ESTIMASI MAKSIMUM LIKELIHOOD MELALUI ALGORITMA EKSPEKTASI MAKSIMISASI UNTUK MODEL REGRESI LINEAR DENGAN DATA HILANG; MAXIMUM LIKELIHOOD ESTIMATION VIA EXPECTATION MAXIMISATION ALGORTHM FOR LINEAR REGRESSION WITH MISSING DATA
HARIZAHAYU, Subanar
2014 | Disertasi | PROGRAM STUDI S2 MATEMATIKAData is one of the important points in every data analysis as it is impossible to conduct data analysis without data. The data used is expected to be good data. In fact, it is commonly found that the data doesn’t meet the expectation. Incommplete data causes the difficult in drawing the conclusion. If missing data are ignored, it causes the conclusion are bias or invalid. This research will use a linear regression model.

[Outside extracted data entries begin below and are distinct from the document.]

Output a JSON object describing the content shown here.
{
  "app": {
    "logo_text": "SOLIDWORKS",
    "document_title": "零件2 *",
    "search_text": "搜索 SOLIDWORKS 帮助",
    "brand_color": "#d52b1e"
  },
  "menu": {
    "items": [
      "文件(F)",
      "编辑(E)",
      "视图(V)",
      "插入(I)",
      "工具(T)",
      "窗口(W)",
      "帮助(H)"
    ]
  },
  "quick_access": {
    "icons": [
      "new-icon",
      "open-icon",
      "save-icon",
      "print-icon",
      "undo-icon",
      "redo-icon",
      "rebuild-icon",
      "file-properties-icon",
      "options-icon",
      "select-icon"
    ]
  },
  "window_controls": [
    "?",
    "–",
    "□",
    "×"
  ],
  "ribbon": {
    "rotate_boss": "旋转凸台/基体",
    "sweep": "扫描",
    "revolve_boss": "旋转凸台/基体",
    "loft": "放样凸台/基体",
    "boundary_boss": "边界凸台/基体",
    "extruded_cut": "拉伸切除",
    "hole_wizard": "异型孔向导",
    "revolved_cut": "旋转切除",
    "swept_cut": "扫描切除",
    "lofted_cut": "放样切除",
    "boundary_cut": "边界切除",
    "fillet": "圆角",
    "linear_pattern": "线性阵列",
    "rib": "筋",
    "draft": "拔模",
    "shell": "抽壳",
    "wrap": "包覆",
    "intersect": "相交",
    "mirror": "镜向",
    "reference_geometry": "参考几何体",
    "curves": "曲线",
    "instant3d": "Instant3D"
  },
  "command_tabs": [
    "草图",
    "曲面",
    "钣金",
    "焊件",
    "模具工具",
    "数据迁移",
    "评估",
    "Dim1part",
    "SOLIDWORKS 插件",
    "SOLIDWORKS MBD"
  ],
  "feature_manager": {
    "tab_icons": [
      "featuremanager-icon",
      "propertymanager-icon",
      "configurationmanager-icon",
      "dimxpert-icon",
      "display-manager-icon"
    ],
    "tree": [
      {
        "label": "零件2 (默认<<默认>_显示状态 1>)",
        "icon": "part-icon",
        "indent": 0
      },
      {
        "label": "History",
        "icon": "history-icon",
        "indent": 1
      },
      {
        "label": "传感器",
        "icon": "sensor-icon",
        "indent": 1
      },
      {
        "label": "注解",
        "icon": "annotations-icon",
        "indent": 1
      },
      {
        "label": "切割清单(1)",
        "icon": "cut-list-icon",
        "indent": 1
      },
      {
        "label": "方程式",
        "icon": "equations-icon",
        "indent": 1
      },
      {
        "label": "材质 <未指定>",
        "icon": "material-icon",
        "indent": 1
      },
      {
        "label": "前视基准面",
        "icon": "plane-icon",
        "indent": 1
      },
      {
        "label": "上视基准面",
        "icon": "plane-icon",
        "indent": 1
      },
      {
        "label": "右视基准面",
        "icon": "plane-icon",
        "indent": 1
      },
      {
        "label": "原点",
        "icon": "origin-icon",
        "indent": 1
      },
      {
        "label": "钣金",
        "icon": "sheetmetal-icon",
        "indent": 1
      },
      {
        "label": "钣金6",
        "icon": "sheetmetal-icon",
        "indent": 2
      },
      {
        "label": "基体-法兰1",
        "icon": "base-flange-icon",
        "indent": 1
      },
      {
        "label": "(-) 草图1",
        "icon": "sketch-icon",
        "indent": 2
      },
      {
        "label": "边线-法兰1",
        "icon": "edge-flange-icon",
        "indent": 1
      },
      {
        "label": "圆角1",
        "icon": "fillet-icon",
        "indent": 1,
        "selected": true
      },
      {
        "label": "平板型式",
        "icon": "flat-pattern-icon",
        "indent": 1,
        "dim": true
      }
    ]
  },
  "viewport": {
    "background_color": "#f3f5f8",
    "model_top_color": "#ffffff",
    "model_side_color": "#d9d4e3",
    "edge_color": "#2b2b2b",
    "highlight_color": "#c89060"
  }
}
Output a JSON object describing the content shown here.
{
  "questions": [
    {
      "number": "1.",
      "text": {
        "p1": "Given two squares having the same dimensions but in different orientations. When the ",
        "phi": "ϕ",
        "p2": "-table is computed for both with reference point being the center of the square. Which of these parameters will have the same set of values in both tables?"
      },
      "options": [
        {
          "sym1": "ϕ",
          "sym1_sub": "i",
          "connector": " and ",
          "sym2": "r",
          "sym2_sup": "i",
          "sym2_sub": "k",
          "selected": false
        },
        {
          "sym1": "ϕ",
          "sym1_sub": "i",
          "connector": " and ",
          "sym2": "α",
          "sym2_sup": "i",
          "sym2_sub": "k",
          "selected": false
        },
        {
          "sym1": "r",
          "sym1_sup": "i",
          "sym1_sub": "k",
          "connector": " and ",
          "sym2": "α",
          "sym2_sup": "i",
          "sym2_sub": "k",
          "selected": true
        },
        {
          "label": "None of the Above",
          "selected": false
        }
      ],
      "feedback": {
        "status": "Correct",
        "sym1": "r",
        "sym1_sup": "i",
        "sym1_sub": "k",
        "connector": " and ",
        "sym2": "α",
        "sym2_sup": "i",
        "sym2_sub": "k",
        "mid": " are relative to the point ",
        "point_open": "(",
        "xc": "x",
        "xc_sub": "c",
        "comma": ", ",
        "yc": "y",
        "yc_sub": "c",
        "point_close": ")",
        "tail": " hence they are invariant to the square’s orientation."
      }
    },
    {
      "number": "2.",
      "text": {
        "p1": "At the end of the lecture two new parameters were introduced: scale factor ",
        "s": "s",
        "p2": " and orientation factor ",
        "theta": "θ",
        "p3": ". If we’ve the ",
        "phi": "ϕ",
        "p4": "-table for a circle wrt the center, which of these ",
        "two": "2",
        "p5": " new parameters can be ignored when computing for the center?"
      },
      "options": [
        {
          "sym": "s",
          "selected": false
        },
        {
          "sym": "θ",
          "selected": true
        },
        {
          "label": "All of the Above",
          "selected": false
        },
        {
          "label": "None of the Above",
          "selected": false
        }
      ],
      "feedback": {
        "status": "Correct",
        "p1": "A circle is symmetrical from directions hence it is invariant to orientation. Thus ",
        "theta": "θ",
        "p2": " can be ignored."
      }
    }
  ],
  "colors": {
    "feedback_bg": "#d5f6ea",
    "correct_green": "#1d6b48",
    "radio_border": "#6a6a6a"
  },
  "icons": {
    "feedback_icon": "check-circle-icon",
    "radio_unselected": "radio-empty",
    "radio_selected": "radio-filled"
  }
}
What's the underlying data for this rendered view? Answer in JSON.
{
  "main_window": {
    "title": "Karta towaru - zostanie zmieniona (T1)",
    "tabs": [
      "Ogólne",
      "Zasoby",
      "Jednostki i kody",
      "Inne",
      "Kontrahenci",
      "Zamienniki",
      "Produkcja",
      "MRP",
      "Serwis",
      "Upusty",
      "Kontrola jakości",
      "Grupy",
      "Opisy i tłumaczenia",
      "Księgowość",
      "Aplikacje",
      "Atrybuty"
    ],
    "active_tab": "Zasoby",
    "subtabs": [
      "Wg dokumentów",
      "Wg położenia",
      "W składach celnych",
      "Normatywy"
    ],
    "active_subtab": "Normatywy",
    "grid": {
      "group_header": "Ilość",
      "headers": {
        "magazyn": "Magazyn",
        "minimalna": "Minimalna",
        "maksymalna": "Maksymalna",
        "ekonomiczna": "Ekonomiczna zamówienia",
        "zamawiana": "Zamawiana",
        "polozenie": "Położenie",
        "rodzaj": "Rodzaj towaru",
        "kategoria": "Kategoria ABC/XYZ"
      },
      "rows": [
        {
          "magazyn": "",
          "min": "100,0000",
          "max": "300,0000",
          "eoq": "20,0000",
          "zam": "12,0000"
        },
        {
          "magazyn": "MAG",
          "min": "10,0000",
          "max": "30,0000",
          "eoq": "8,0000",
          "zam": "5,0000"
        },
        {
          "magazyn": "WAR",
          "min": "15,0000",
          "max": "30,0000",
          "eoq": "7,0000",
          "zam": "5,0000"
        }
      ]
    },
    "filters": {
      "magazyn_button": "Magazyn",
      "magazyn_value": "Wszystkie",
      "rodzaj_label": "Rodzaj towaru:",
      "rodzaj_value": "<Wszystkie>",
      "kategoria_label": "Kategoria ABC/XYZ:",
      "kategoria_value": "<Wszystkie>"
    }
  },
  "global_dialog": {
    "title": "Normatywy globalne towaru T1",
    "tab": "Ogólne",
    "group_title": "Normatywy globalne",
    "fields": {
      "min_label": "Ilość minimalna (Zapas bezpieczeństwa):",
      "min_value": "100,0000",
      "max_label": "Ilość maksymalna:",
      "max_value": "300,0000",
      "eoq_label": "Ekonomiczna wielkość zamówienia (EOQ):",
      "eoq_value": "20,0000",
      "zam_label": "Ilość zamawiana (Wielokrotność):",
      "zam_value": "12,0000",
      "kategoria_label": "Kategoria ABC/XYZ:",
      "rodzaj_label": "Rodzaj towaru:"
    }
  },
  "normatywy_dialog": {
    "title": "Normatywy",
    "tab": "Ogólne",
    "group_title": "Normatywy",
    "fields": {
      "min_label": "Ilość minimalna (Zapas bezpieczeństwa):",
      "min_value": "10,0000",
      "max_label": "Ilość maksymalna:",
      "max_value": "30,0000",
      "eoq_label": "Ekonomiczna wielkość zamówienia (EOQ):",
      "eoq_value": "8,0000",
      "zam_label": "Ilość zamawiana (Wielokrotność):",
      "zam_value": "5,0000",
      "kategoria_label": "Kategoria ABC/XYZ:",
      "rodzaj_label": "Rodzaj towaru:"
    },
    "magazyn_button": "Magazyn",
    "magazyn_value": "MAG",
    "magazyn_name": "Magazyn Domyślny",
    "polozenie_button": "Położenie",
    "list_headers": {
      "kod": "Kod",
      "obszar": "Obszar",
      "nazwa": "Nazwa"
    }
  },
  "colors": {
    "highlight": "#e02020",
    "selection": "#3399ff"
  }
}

Regression analysis is a statistical analysis is performed to model the relationship between Y (the dependent variable) and a categorical random variable X (the independent variable). For continuous variables for Y and discrete variables for X, assuming that all of the observed variables Y and X are some missing variables. The classification of missing data to be compared consists of three classifications, namely: MCAR, MAR, and MNAR. This discussion concludes with a case study on the estimated value of the missing data on the variable data presentation xerostomia using EM algorithm to calculate the maximum likelihood estimation (MLE) in a linear regression model with the three classifications of missing data.
Kata Kunci : linear regression, missing data, missing completely at random, missing at random, missing not at random, Lagrange multipliers, ekspectation maximization.